From the Stream documentation
A stream implementation is permitted significant latitude in optimizing the computation of the result. For example, a stream implementation is free to elide operations (or entire stages) from a stream pipeline – and therefore elide invocation of behavioral parameters – if it can prove that it would not affect the result of the computation. This means that side-effects of behavioral parameters may not always be executed and should not be relied upon, unless otherwise specified (such as by the terminal operations
forEach
andforEachOrdered
).
In short, you cannot rely on all stream operations always being executed.
Parallel streams
As mentioned above, a Stream doesn’t kick off until a terminal operation is called. So until that happens, the Stream is still being built up (using the Builder pattern), and all the intermediate operations like map
and filter
are being added to it.
At this point the “Stream” is usually a “sequential stream”. That is, it processes the data in one thread.
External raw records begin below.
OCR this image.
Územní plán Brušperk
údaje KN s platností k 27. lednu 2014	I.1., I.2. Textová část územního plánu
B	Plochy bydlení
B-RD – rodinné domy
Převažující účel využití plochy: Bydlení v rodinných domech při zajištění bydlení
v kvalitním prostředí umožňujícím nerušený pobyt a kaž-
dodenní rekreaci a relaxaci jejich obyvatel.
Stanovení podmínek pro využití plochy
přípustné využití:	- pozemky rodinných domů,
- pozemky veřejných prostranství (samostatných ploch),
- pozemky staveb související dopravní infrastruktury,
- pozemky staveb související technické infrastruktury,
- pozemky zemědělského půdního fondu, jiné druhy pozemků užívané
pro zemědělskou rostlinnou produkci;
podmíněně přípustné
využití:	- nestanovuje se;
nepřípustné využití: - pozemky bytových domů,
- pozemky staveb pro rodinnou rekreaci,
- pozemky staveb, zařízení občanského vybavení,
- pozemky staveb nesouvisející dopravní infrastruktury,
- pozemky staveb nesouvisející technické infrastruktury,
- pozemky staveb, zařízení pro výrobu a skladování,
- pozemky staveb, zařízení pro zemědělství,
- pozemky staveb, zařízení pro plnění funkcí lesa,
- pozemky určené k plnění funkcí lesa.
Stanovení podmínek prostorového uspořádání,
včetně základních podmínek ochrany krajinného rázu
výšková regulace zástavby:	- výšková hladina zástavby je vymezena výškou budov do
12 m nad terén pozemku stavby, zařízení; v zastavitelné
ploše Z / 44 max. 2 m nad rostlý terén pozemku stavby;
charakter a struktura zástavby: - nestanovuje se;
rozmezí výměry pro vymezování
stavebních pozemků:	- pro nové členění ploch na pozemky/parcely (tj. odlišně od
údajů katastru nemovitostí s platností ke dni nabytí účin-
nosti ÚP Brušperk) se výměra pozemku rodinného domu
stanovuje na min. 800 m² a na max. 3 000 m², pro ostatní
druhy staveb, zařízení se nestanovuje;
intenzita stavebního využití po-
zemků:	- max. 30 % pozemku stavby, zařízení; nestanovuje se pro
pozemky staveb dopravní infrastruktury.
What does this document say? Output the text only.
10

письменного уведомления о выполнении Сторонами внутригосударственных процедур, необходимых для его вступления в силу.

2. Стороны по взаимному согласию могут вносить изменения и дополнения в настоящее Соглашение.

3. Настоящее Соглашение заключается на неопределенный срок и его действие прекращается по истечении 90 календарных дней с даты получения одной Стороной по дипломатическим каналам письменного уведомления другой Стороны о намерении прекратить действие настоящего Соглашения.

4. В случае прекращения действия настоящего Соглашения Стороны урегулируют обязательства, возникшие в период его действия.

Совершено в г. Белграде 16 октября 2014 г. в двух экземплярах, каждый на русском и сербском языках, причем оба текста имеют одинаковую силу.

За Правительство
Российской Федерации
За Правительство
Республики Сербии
However, modern computers usually have multiple cores available, meaning they can perform several actions at once. This means that some computations can be sped up if we can split up the problem (or the input data) into subsets, process those subsets, and combine the results.
You can do this by turning the Stream into a Parallel Stream.
Any stream can be told to operate in parallel by calling parallel()
on it. parallel()
is an intermediate operation. (Or, if your stream’s data source is a data structure like a list, you can call parallelStream()
on it instead of stream()
to begin streaming).
While this can result in a significant speedup, there are some important things to be aware of:
- By default, the parallel stream will use up one less than all the available cores. This may be fine for demonstrating parallelism, but in the real world, you often want more control over how much of the computer’s resources will be devoted to a task. For example, your code may be invoked programmatically by some other module, that is itself working on subproblems in parallel, and needs the ability to orchestrate thread management. If your parallel stream kicks off a number of long-running tasks, you will soon effectively block all available threads.
- Parallel processing may actually be slower than sequential processing in some cases. If you’re not working on long-enough running tasks, or not working with enough data, then the overhead of splitting the task and combining results may outweigh any benefits of parallel processing.
- Finally, there can be some “gotchas” while working with parallel streams. Consider the following
reduce
operation, which uses5
as the initial value instead of the default 0.
List.of(1, 2, 3, 4)
.parallelStream()
.reduce(5, Integer::sum);
In normal sequential application, we would get the result 5 + 1 + 2 + 3 + 4 = 15
.
However, in a parallel stream, the reduce
is given to each thread to handle, and 5
is added in each thread. Depending on how many threads are dedicated to this task, we will get different responses.